Water main replacement causes homeowners' headache

Broken Pipe Pits Homeowners Against Utilities

COLORADO SPRINGS, Colo. - A Colorado Springs family still have a mess in their basement and they're blaming the city's utilities for thousands of dollars in damage.

But it only happened after Colorado Springs Utilities did a so-called "upgrade" to their water main.

CSU says it's not their fault.

"I came downstairs to switch laundry and I stepped in a puddle of water. So I looked around, like 'where is it coming from?' and I could hear a trickle coming from the wall," said Bonnie Grubbs, Colorado Springs homeowner.

Part of that wall is now gone, the floor has been removed so mold couldn't grow inside.

Bonnie and her husband, Eric, said it's because of the water main replacement.

"We'd been hooked up to their temporary water solution, I went outside immediately. It took them awhile, I tried to stop the water from coming in. Eventually it was shut off," she said.

The Grubbs said that temporary water solution was a hose connected to a spickett outside.

They believe the pressure was too much for a connecting pipe inside the wall, it cracked and triggered the leak.

"That night when they showed me, they said it was ice damage," Eric Grubbs said.

Their inspection reports show no frost damage to any piping in the house. They just bought it three months ago.

But CSU told them it was an ice break, not the result of their work.

So the Grubbs are out $1,000 for homeowners insurance deductible.

It is our customers' responsibility for the maintenance or upkeep of the service lines," said Amy Trinidad, spokeswoman for Colorado Springs Utilities.

She wouldn't speak about the specific case because of a customer protection policy.

But water main replacement isn't just happening at the home of the Grubbs, it's a much bigger project.

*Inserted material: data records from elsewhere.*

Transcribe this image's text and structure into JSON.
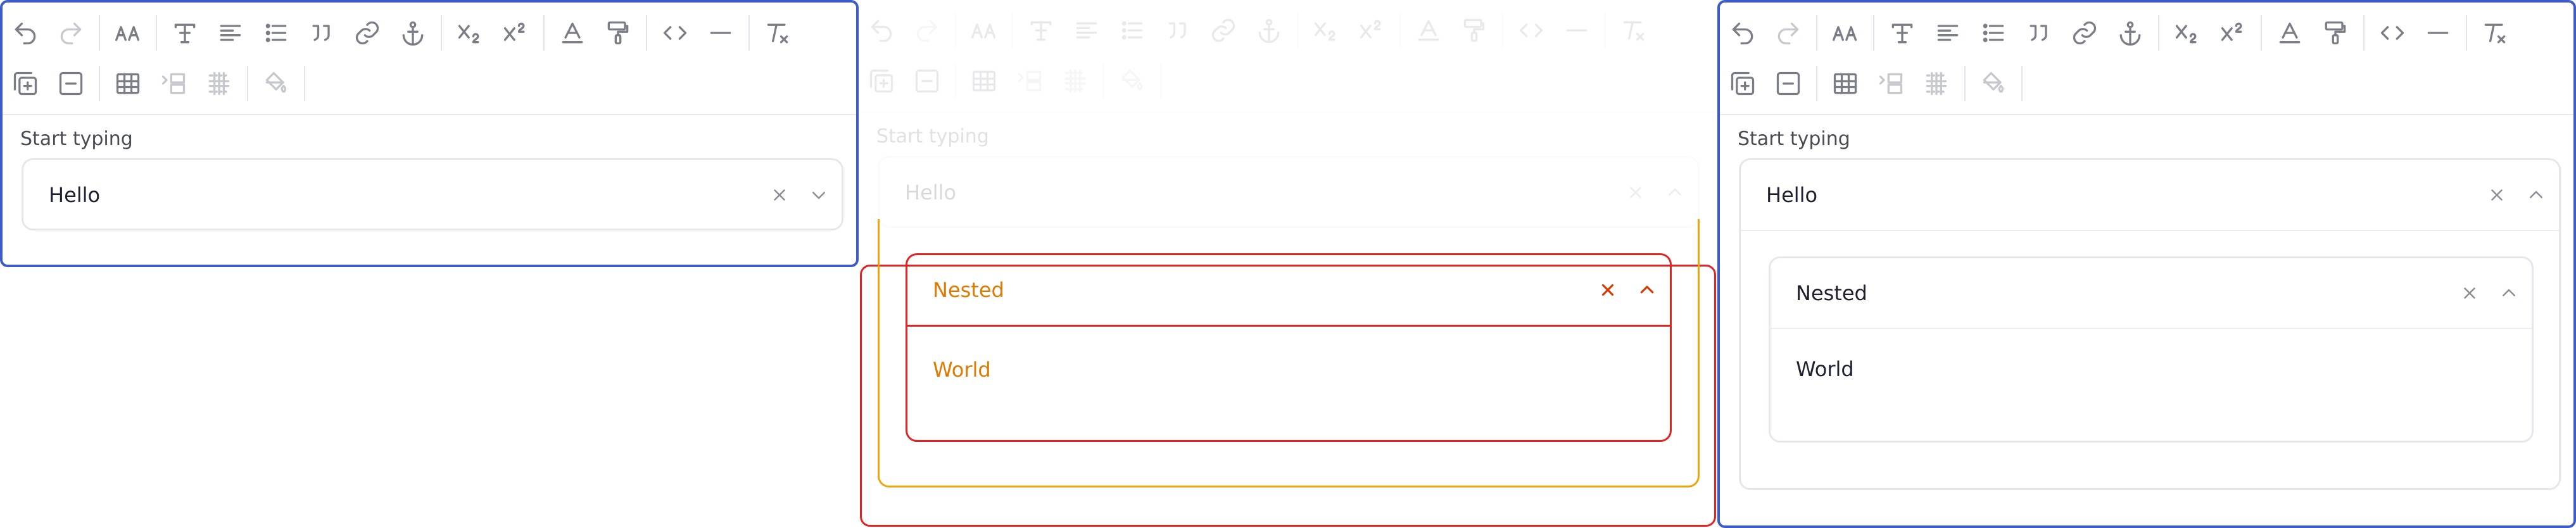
{
  "label": "Start typing",
  "outer_value": "Hello",
  "nested_value": "Nested",
  "nested_option": "World",
  "toolbar_row1": [
    "undo-icon",
    "redo-icon",
    "|",
    "font-size-icon",
    "|",
    "text-style-icon",
    "align-icon",
    "list-icon",
    "quote-icon",
    "link-icon",
    "anchor-icon",
    "|",
    "subscript-icon",
    "superscript-icon",
    "|",
    "text-color-icon",
    "format-painter-icon",
    "|",
    "code-icon",
    "horizontal-rule-icon",
    "|",
    "clear-format-icon"
  ],
  "toolbar_row2": [
    "insert-table-icon",
    "delete-table-icon",
    "|",
    "table-icon",
    "indent-row-icon",
    "column-grid-icon",
    "|",
    "fill-color-icon",
    "|"
  ],
  "colors": {
    "panel_border": "#3f5cc6",
    "highlight_red": "#e02323",
    "highlight_orange": "#f0a30c",
    "highlight_text": "#e07a00"
  }
}
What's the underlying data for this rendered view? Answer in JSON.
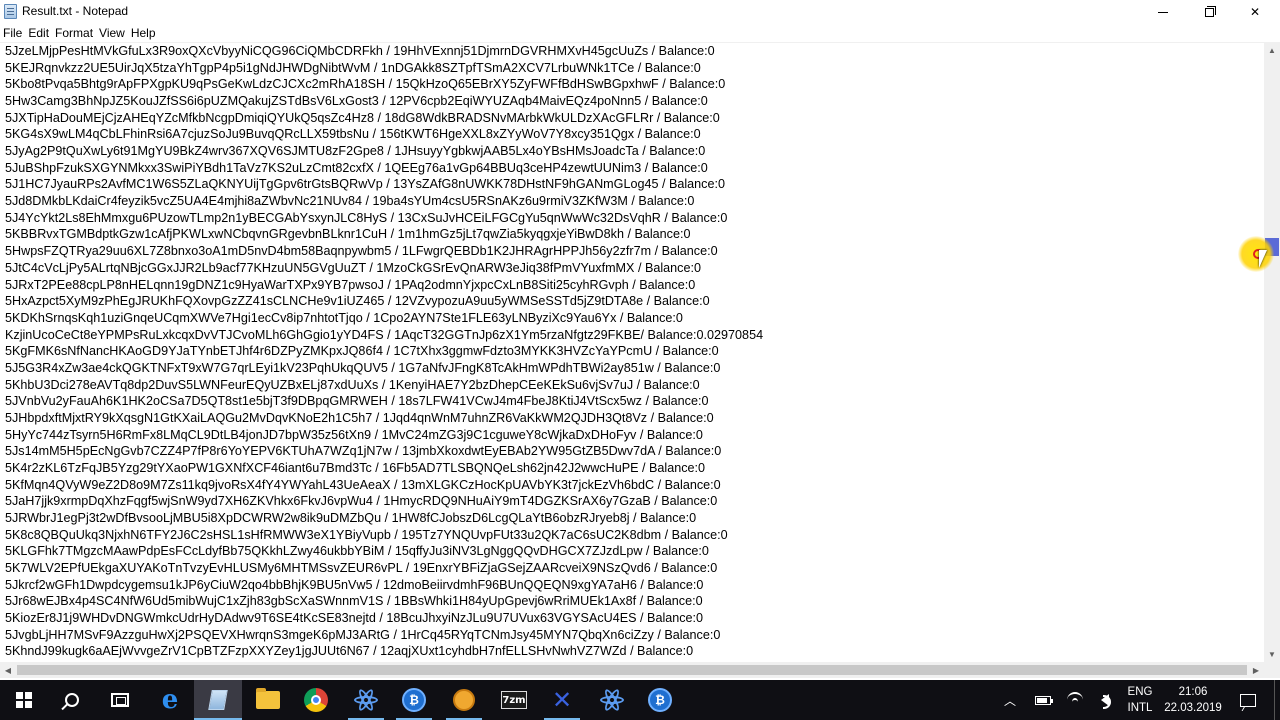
{
  "window": {
    "title": "Result.txt - Notepad"
  },
  "menu": [
    "File",
    "Edit",
    "Format",
    "View",
    "Help"
  ],
  "lines": [
    "5JzeLMjpPesHtMVkGfuLx3R9oxQXcVbyyNiCQG96CiQMbCDRFkh / 19HhVExnnj51DjmrnDGVRHMXvH45gcUuZs / Balance:0",
    "5KEJRqnvkzz2UE5UirJqX5tzaYhTgpP4p5i1gNdJHWDgNibtWvM / 1nDGAkk8SZTpfTSmA2XCV7LrbuWNk1TCe / Balance:0",
    "5Kbo8tPvqa5Bhtg9rApFPXgpKU9qPsGeKwLdzCJCXc2mRhA18SH / 15QkHzoQ65EBrXY5ZyFWFfBdHSwBGpxhwF / Balance:0",
    "5Hw3Camg3BhNpJZ5KouJZfSS6i6pUZMQakujZSTdBsV6LxGost3 / 12PV6cpb2EqiWYUZAqb4MaivEQz4poNnn5 / Balance:0",
    "5JXTipHaDouMEjCjzAHEqYZcMfkbNcgpDmiqiQYUkQ5qsZc4Hz8 / 18dG8WdkBRADSNvMArbkWkULDzXAcGFLRr / Balance:0",
    "5KG4sX9wLM4qCbLFhinRsi6A7cjuzSoJu9BuvqQRcLLX59tbsNu / 156tKWT6HgeXXL8xZYyWoV7Y8xcy351Qgx / Balance:0",
    "5JyAg2P9tQuXwLy6t91MgYU9BkZ4wrv367XQV6SJMTU8zF2Gpe8 / 1JHsuyyYgbkwjAAB5Lx4oYBsHMsJoadcTa / Balance:0",
    "5JuBShpFzukSXGYNMkxx3SwiPiYBdh1TaVz7KS2uLzCmt82cxfX / 1QEEg76a1vGp64BBUq3ceHP4zewtUUNim3 / Balance:0",
    "5J1HC7JyauRPs2AvfMC1W6S5ZLaQKNYUijTgGpv6trGtsBQRwVp / 13YsZAfG8nUWKK78DHstNF9hGANmGLog45 / Balance:0",
    "5Jd8DMkbLKdaiCr4feyzik5vcZ5UA4E4mjhi8aZWbvNc21NUv84 / 19ba4sYUm4csU5RSnAKz6u9rmiV3ZKfW3M / Balance:0",
    "5J4YcYkt2Ls8EhMmxgu6PUzowTLmp2n1yBECGAbYsxynJLC8HyS / 13CxSuJvHCEiLFGCgYu5qnWwWc32DsVqhR / Balance:0",
    "5KBBRvxTGMBdptkGzw1cAfjPKWLxwNCbqvnGRgevbnBLknr1CuH / 1m1hmGz5jLt7qwZia5kyqgxjeYiBwD8kh / Balance:0",
    "5HwpsFZQTRya29uu6XL7Z8bnxo3oA1mD5nvD4bm58Baqnpywbm5 / 1LFwgrQEBDb1K2JHRAgrHPPJh56y2zfr7m / Balance:0",
    "5JtC4cVcLjPy5ALrtqNBjcGGxJJR2Lb9acf77KHzuUN5GVgUuZT / 1MzoCkGSrEvQnARW3eJiq38fPmVYuxfmMX / Balance:0",
    "5JRxT2PEe88cpLP8nHELqnn19gDNZ1c9HyaWarTXPx9YB7pwsoJ / 1PAq2odmnYjxpcCxLnB8Siti25cyhRGvph / Balance:0",
    "5HxAzpct5XyM9zPhEgJRUKhFQXovpGzZZ41sCLNCHe9v1iUZ465 / 12VZvypozuA9uu5yWMSeSSTd5jZ9tDTA8e / Balance:0",
    "5KDKhSrnqsKqh1uziGnqeUCqmXWVe7Hgi1ecCv8ip7nhtotTjqo / 1Cpo2AYN7Ste1FLE63yLNByziXc9Yau6Yx / Balance:0",
    "KzjinUcoCeCt8eYPMPsRuLxkcqxDvVTJCvoMLh6GhGgio1yYD4FS / 1AqcT32GGTnJp6zX1Ym5rzaNfgtz29FKBE/ Balance:0.02970854",
    "5KgFMK6sNfNancHKAoGD9YJaTYnbETJhf4r6DZPyZMKpxJQ86f4 / 1C7tXhx3ggmwFdzto3MYKK3HVZcYaYPcmU / Balance:0",
    "5J5G3R4xZw3ae4ckQGKTNFxT9xW7G7qrLEyi1kV23PqhUkqQUV5 / 1G7aNfvJFngK8TcAkHmWPdhTBWi2ay851w / Balance:0",
    "5KhbU3Dci278eAVTq8dp2DuvS5LWNFeurEQyUZBxELj87xdUuXs / 1KenyiHAE7Y2bzDhepCEeKEkSu6vjSv7uJ / Balance:0",
    "5JVnbVu2yFauAh6K1HK2oCSa7D5QT8st1e5bjT3f9DBpqGMRWEH / 18s7LFW41VCwJ4m4FbeJ8KtiJ4VtScx5wz / Balance:0",
    "5JHbpdxftMjxtRY9kXqsgN1GtKXaiLAQGu2MvDqvKNoE2h1C5h7 / 1Jqd4qnWnM7uhnZR6VaKkWM2QJDH3Qt8Vz / Balance:0",
    "5HyYc744zTsyrn5H6RmFx8LMqCL9DtLB4jonJD7bpW35z56tXn9 / 1MvC24mZG3j9C1cguweY8cWjkaDxDHoFyv / Balance:0",
    "5Js14mM5H5pEcNgGvb7CZZ4P7fP8r6YoYEPV6KTUhA7WZq1jN7w / 13jmbXkoxdwtEyEBAb2YW95GtZB5Dwv7dA / Balance:0",
    "5K4r2zKL6TzFqJB5Yzg29tYXaoPW1GXNfXCF46iant6u7Bmd3Tc / 16Fb5AD7TLSBQNQeLsh62jn42J2wwcHuPE / Balance:0",
    "5KfMqn4QVyW9eZ2D8o9M7Zs11kq9jvoRsX4fY4YWYahL43UeAeaX / 13mXLGKCzHocKpUAVbYK3t7jckEzVh6bdC / Balance:0",
    "5JaH7jjk9xrmpDqXhzFqgf5wjSnW9yd7XH6ZKVhkx6FkvJ6vpWu4 / 1HmycRDQ9NHuAiY9mT4DGZKSrAX6y7GzaB / Balance:0",
    "5JRWbrJ1egPj3t2wDfBvsooLjMBU5i8XpDCWRW2w8ik9uDMZbQu / 1HW8fCJobszD6LcgQLaYtB6obzRJryeb8j / Balance:0",
    "5K8c8QBQuUkq3NjxhN6TFY2J6C2sHSL1sHfRMWW3eX1YBiyVupb / 195Tz7YNQUvpFUt33u2QK7aC6sUC2K8dbm / Balance:0",
    "5KLGFhk7TMgzcMAawPdpEsFCcLdyfBb75QKkhLZwy46ukbbYBiM / 15qffyJu3iNV3LgNggQQvDHGCX7ZJzdLpw / Balance:0",
    "5K7WLV2EPfUEkgaXUYAKoTnTvzyEvHLUSMy6MHTMSsvZEUR6vPL / 19EnxrYBFiZjaGSejZAARcveiX9NSzQvd6 / Balance:0",
    "5Jkrcf2wGFh1Dwpdcygemsu1kJP6yCiuW2qo4bbBhjK9BU5nVw5 / 12dmoBeiirvdmhF96BUnQQEQN9xgYA7aH6 / Balance:0",
    "5Jr68wEJBx4p4SC4NfW6Ud5mibWujC1xZjh83gbScXaSWnnmV1S / 1BBsWhki1H84yUpGpevj6wRriMUEk1Ax8f / Balance:0",
    "5KiozEr8J1j9WHDvDNGWmkcUdrHyDAdwv9T6SE4tKcSE83nejtd / 18BcuJhxyiNzJLu9U7UVux63VGYSAcU4ES / Balance:0",
    "5JvgbLjHH7MSvF9AzzguHwXj2PSQEVXHwrqnS3mgeK6pMJ3ARtG / 1HrCq45RYqTCNmJsy45MYN7QbqXn6ciZzy / Balance:0",
    "5KhndJ99kugk6aAEjWvvgeZrV1CpBTZFzpXXYZey1jgJUUt6N67 / 12aqjXUxt1cyhdbH7nfELLSHvNwhVZ7WZd / Balance:0"
  ],
  "taskbar": {
    "apps": [
      "start-icon",
      "search-icon",
      "task-view-icon",
      "edge-icon",
      "notepad-icon",
      "file-explorer-icon",
      "chrome-icon",
      "electrum-icon",
      "bitcoin-core-icon",
      "cookie-app-icon",
      "7zip-icon",
      "x-app-icon",
      "react-atom-icon",
      "wallet-icon"
    ],
    "zip_label": "7zm",
    "language": {
      "line1": "ENG",
      "line2": "INTL"
    },
    "clock": {
      "time": "21:06",
      "date": "22.03.2019"
    }
  },
  "colors": {
    "taskbar_bg": "#0f0f14",
    "scroll_thumb": "#5b6bd6",
    "cursor_highlight": "#ffd200"
  }
}
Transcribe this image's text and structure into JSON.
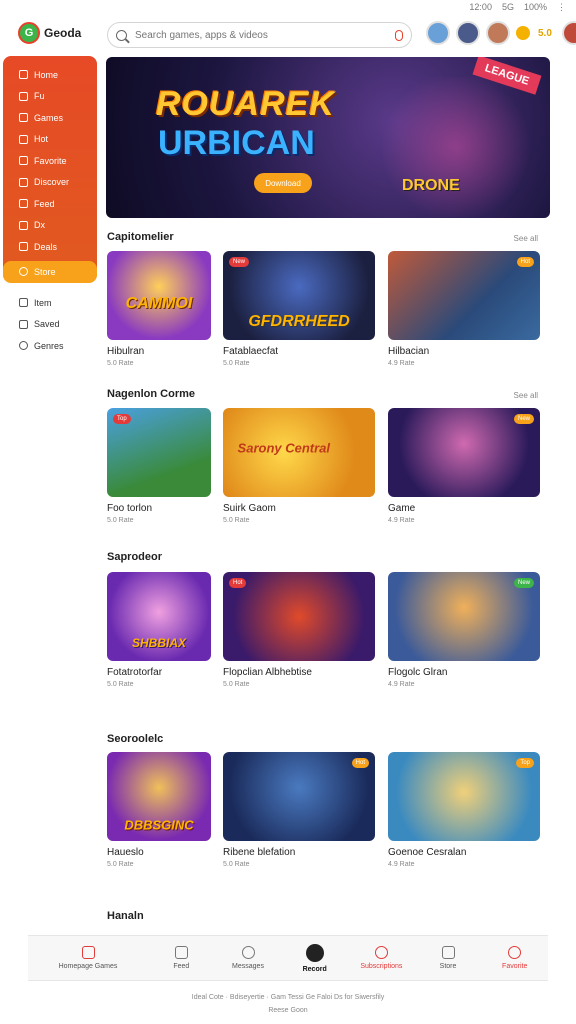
{
  "status": {
    "items": [
      "12:00",
      "5G",
      "100%",
      "⋮"
    ]
  },
  "header": {
    "logo_text": "Geoda",
    "search_placeholder": "Search games, apps & videos",
    "coins": "5.0"
  },
  "sidebar": {
    "items": [
      {
        "label": "Home"
      },
      {
        "label": "Fu"
      },
      {
        "label": "Games"
      },
      {
        "label": "Hot"
      },
      {
        "label": "Favorite"
      },
      {
        "label": "Discover"
      },
      {
        "label": "Feed"
      },
      {
        "label": "Dx"
      },
      {
        "label": "Deals"
      },
      {
        "label": "Store"
      }
    ],
    "lower": [
      {
        "label": "Item"
      },
      {
        "label": "Saved"
      },
      {
        "label": "Genres"
      }
    ]
  },
  "hero": {
    "title": "ROUAREK",
    "subtitle": "URBICAN",
    "button": "Download",
    "ribbon": "LEAGUE",
    "badge": "DRONE"
  },
  "sections": [
    {
      "title": "Capitomelier",
      "more": "See all",
      "cards": [
        {
          "art": "CAMMOI",
          "name": "Hibulran",
          "meta": "5.0 Rate"
        },
        {
          "art": "GFDRRHEED",
          "name": "Fatablaecfat",
          "meta": "5.0 Rate",
          "badge": "New"
        },
        {
          "art": "",
          "name": "Hilbacian",
          "meta": "4.9 Rate",
          "badge_r": "Hot"
        }
      ]
    },
    {
      "title": "Nagenlon Corme",
      "more": "See all",
      "cards": [
        {
          "art": "",
          "name": "Foo torlon",
          "meta": "5.0 Rate",
          "badge": "Top"
        },
        {
          "art": "Sarony Central",
          "name": "Suirk Gaom",
          "meta": "5.0 Rate"
        },
        {
          "art": "",
          "name": "Game",
          "meta": "4.9 Rate",
          "badge_r": "New"
        }
      ]
    },
    {
      "title": "Saprodeor",
      "cards": [
        {
          "art": "SHBBIAX",
          "name": "Fotatrotorfar",
          "meta": "5.0 Rate"
        },
        {
          "art": "",
          "name": "Flopclian Albhebtise",
          "meta": "5.0 Rate",
          "badge": "Hot"
        },
        {
          "art": "",
          "name": "Flogolc Glran",
          "meta": "4.9 Rate",
          "badge_r": "New"
        }
      ]
    },
    {
      "title": "Seoroolelc",
      "cards": [
        {
          "art": "DBBSGINC",
          "name": "Haueslo",
          "meta": "5.0 Rate"
        },
        {
          "art": "",
          "name": "Ribene blefation",
          "meta": "5.0 Rate",
          "badge_r": "Hot"
        },
        {
          "art": "",
          "name": "Goenoe Cesralan",
          "meta": "4.9 Rate",
          "badge_r": "Top"
        }
      ]
    }
  ],
  "next_section_title": "Hanaln",
  "bottomnav": [
    {
      "label": "Homepage Games"
    },
    {
      "label": "Feed"
    },
    {
      "label": "Messages"
    },
    {
      "label": "Record"
    },
    {
      "label": "Subscriptions"
    },
    {
      "label": "Store"
    },
    {
      "label": "Favorite"
    }
  ],
  "footer": {
    "line1": "Ideal Cote · Bdiseyertie · Gam Tessi Ge Faloi Ds for Siwersfily",
    "line2": "Reese Goon"
  },
  "colors": {
    "accent": "#e64a26",
    "active": "#f7a21a",
    "brand_green": "#3cb44a"
  }
}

In fact, a resident right across the street is also upset with the service she got with CSU.

"They had the PVC pipe run, when it cleared, tremendous water pressure forcing water through my front windows into my living room," said Betty Tilley, homeowner in the same neighborhood.

She hasn't had much luck filing a claim for her soaked furniture and a chiropractic bed.

The Grubbs admita  legal fight wouldn't be worth the cost, but as work continues in other neighborhoods.

CSU said they weren't responsible for the damage, but do encourage homeowners to have pipes inspected regularly.